June 6: The rioting escalates and spreads into East Los Angeles. Kenny meets with McWilliams regarding the investigation and creates the McGucken Committee. Chaired by the Auxiliary Bishop of Los Angeles, Joseph T. McGucken, the committee blames the press for its irresponsible tone and the police for overreacting to the riot.

June 7: The worst of the rioting violence occurs as soldiers, sailors, and marines from as far away as San Diego travel to Los Angeles to join in the fighting. Taxi drivers offer free rides to servicemen and civilians to the riot areas. Approximately 5,000 civilians and military men gather downtown. The riot spreads into the predominantly African American section of Watts.

June 8: Senior military officials bring the riot under control by declaring Los Angeles off-limits to all sailors, soldiers, and marines. The Shore Patrol is under orders to arrest any disorderly personnel. The Los Angeles City Council passes a resolution banning the wearing of zoot suits in public, punishable by a 50-day jail term.

June 9: Sporadic confrontations continue, but not at nearly the same intensity.

June 18: An editorial in the Los Angeles Times reacts strongly to Eleanor Roosevelt's referring to the riot as a "race riot."

November: Ben Margolis Jr., representing the Sleepy Lagoon defendants, delivers a 508-page appeal brief to the Second District Court of Appeals.

November 4: The Citizens' Committee for the Defense of Mexican American Youth is reorganized as the Sleepy Lagoon Defense Committee. Carey McWilliams becomes the national chair and Alice Greenfield McGrath becomes the executive secretary of the new organization.

1944
May 15:
 The Sleepy Lagoon appeal begins in the Second District Court of Appeals.

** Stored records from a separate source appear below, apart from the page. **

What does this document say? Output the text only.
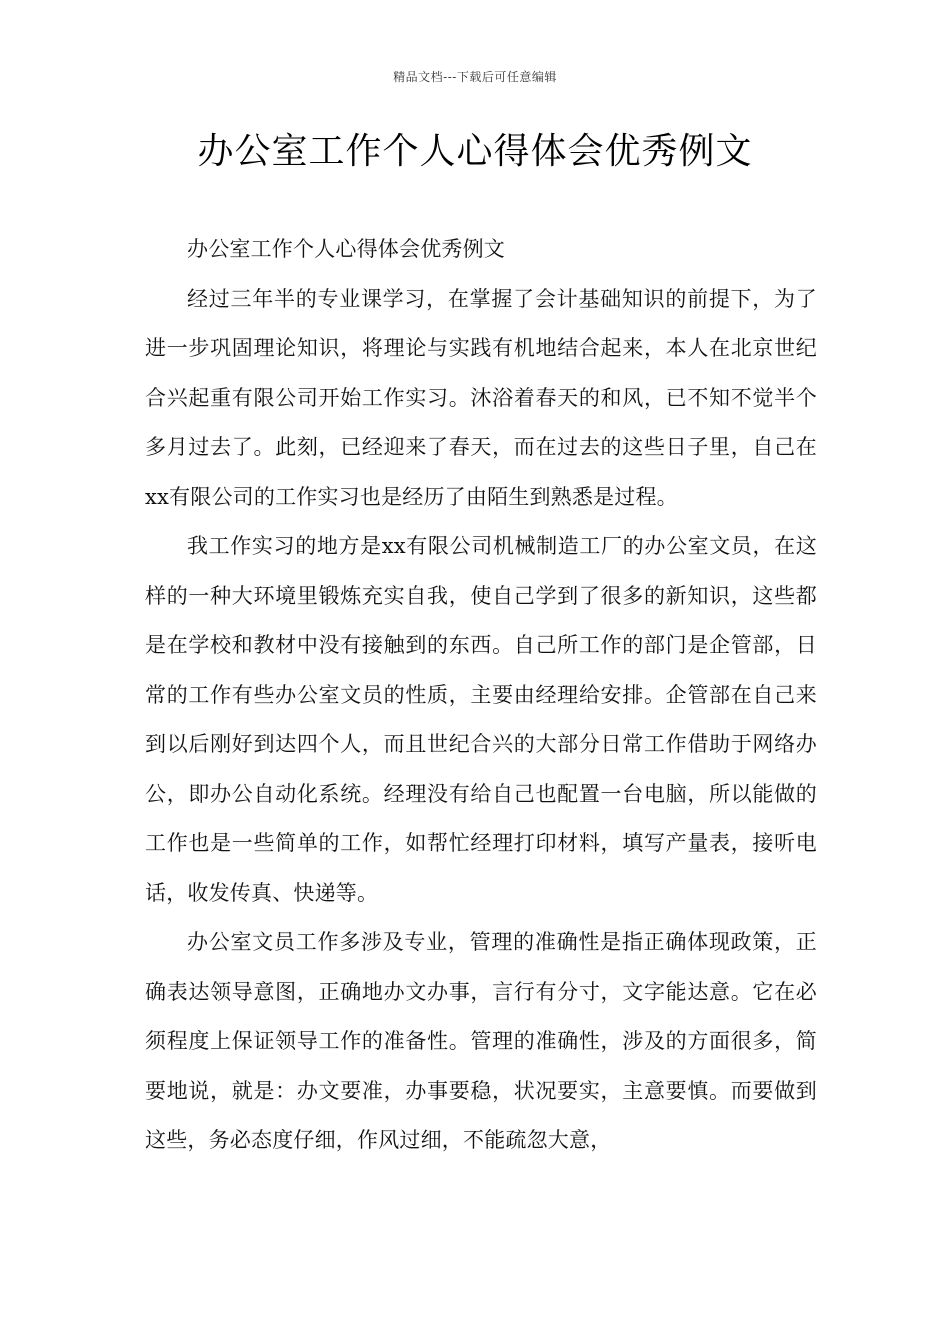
精品文档---下载后可任意编辑
办公室工作个人心得体会优秀例文

办公室工作个人心得体会优秀例文

经过三年半的专业课学习，在掌握了会计基础知识的前提下，为了进一步巩固理论知识，将理论与实践有机地结合起来，本人在北京世纪合兴起重有限公司开始工作实习。沐浴着春天的和风，已不知不觉半个多月过去了。此刻，已经迎来了春天，而在过去的这些日子里，自己在xx有限公司的工作实习也是经历了由陌生到熟悉是过程。

我工作实习的地方是xx有限公司机械制造工厂的办公室文员，在这样的一种大环境里锻炼充实自我，使自己学到了很多的新知识，这些都是在学校和教材中没有接触到的东西。自己所工作的部门是企管部，日常的工作有些办公室文员的性质，主要由经理给安排。企管部在自己来到以后刚好到达四个人，而且世纪合兴的大部分日常工作借助于网络办公，即办公自动化系统。经理没有给自己也配置一台电脑，所以能做的工作也是一些简单的工作，如帮忙经理打印材料，填写产量表，接听电话，收发传真、快递等。

办公室文员工作多涉及专业，管理的准确性是指正确体现政策，正确表达领导意图，正确地办文办事，言行有分寸，文字能达意。它在必须程度上保证领导工作的准备性。管理的准确性，涉及的方面很多，简要地说，就是：办文要准，办事要稳，状况要实，主意要慎。而要做到这些，务必态度仔细，作风过细，不能疏忽大意，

Margolis makes oral arguments.

June: The Sleepy Lagoon Defense Committee begins selling Guy Endore's The Sleepy Lagoon Mystery to raise funds. More than 25,000 copies are sold within three months.

August 18: Manny Delgado, the first defendant released on parole, goes to work for the Sleepy Lagoon Defense Committee.

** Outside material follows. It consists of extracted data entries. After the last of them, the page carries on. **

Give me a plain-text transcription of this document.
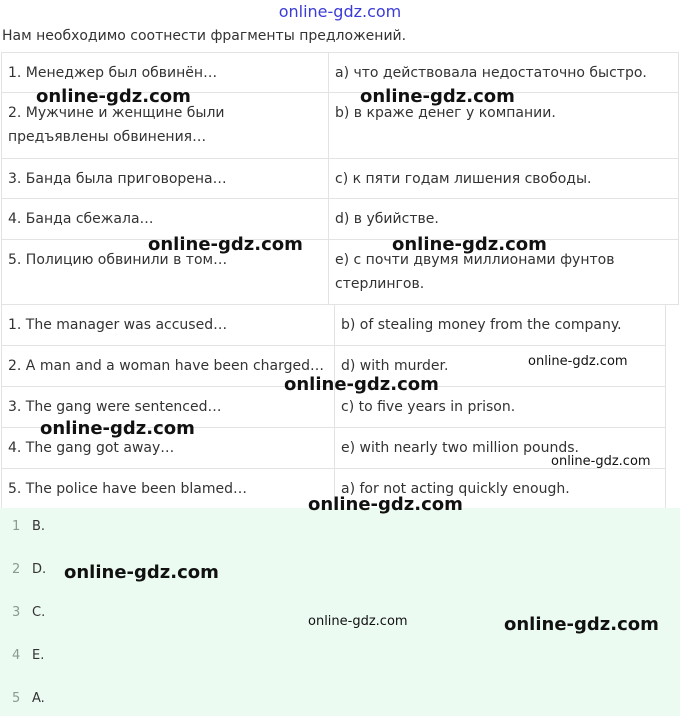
online-gdz.com
Нам необходимо соотнести фрагменты предложений.
1. Менеджер был обвинён…	a) что действовала недостаточно быстро.
2. Мужчине и женщине были предъявлены обвинения…	b) в краже денег у компании.
3. Банда была приговорена…	c) к пяти годам лишения свободы.
4. Банда сбежала…	d) в убийстве.
5. Полицию обвинили в том…	e) с почти двумя миллионами фунтов стерлингов.
1. The manager was accused…	b) of stealing money from the company.
2. A man and a woman have been charged…	d) with murder.
3. The gang were sentenced…	c) to five years in prison.
4. The gang got away…	e) with nearly two million pounds.
5. The police have been blamed…	a) for not acting quickly enough.
1 B.
2 D.
3 C.
4 E.
5 A.
online-gdz.com	online-gdz.com
online-gdz.com	online-gdz.com
online-gdz.com
online-gdz.com
online-gdz.com
online-gdz.com
online-gdz.com
online-gdz.com
online-gdz.com	online-gdz.com
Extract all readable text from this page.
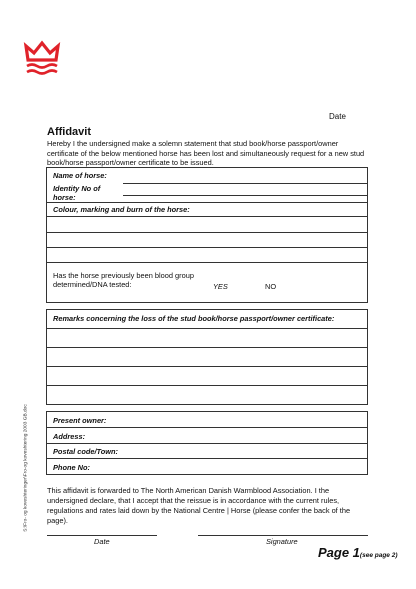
Date
Affidavit
Hereby I the undersigned make a solemn statement that stud book/horse passport/owner certificate of the below mentioned horse has been lost and simultaneously request for a new stud book/horse passport/owner certificate to be issued.
Name of horse:
Identity No of horse:
Colour, marking and burn of the horse:
Has the horse previously been blood group determined/DNA tested:	YES	NO
Remarks concerning the loss of the stud book/horse passport/owner certificate:
Present owner:
Address:
Postal code/Town:
Phone No:
S:\Fro- og koveshteringer\Fro-og koveshtering 2003 GB.doc	This affidavit is forwarded to The North American Danish Warmblood Association. I the undersigned declare, that I accept that the reissue is in accordance with the current rules, regulations and rates laid down by the National Centre | Horse (please confer the back of the page).
Date	Signature
Page 1(see page 2)
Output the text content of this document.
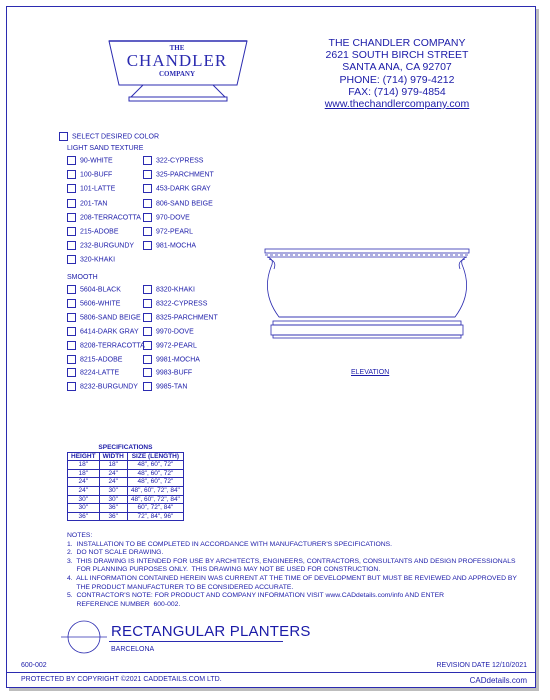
THE
CHANDLER
COMPANY
THE CHANDLER COMPANY
2621 SOUTH BIRCH STREET
SANTA ANA, CA 92707
PHONE: (714) 979-4212
FAX: (714) 979-4854
www.thechandlercompany.com
SELECT DESIRED COLOR
LIGHT SAND TEXTURE
90-WHITE
100-BUFF
101-LATTE
201-TAN
208-TERRACOTTA
215-ADOBE
232-BURGUNDY
320-KHAKI
322-CYPRESS
325-PARCHMENT
453-DARK GRAY
806-SAND BEIGE
970-DOVE
972-PEARL
981-MOCHA
SMOOTH
5604-BLACK
5606-WHITE
5806-SAND BEIGE
6414-DARK GRAY
8208-TERRACOTTA
8215-ADOBE
8224-LATTE
8232-BURGUNDY
8320-KHAKI
8322-CYPRESS
8325-PARCHMENT
9970-DOVE
9972-PEARL
9981-MOCHA
9983-BUFF
9985-TAN
ELEVATION
SPECIFICATIONS		
HEIGHT	WIDTH	SIZE (LENGTH)
18"	18"	48", 60", 72"
18"	24"	48", 60", 72"
24"	24"	48", 60", 72"
24"	30"	48", 60", 72", 84"
30"	30"	48", 60", 72", 84"
30"	36"	60", 72", 84"
36"	36"	72", 84", 96"
NOTES:
1.  INSTALLATION TO BE COMPLETED IN ACCORDANCE WITH MANUFACTURER'S SPECIFICATIONS.
2.  DO NOT SCALE DRAWING.
3.  THIS DRAWING IS INTENDED FOR USE BY ARCHITECTS, ENGINEERS, CONTRACTORS, CONSULTANTS AND DESIGN PROFESSIONALS
FOR PLANNING PURPOSES ONLY.  THIS DRAWING MAY NOT BE USED FOR CONSTRUCTION.
4.  ALL INFORMATION CONTAINED HEREIN WAS CURRENT AT THE TIME OF DEVELOPMENT BUT MUST BE REVIEWED AND APPROVED BY
THE PRODUCT MANUFACTURER TO BE CONSIDERED ACCURATE.
5.  CONTRACTOR'S NOTE: FOR PRODUCT AND COMPANY INFORMATION VISIT www.CADdetails.com/info AND ENTER
REFERENCE NUMBER  600-002.
RECTANGULAR PLANTERS
BARCELONA
600-002	REVISION DATE 12/10/2021
PROTECTED BY COPYRIGHT ©2021 CADDETAILS.COM LTD.	CADdetails.com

October 2: The Second District Court of Appeals overturns the Sleepy Lagoon verdicts and Judge Clement Nye dismisses the case. Hank Leyvas and the others are released with their records cleared.

1945
January 1:
 The Sleepy Lagoon Defense Committee officially disbands.

1971
Hank Leyvas dies of a heart attack.

1972
Louis Encinas commits suicide after a failed bank robbery.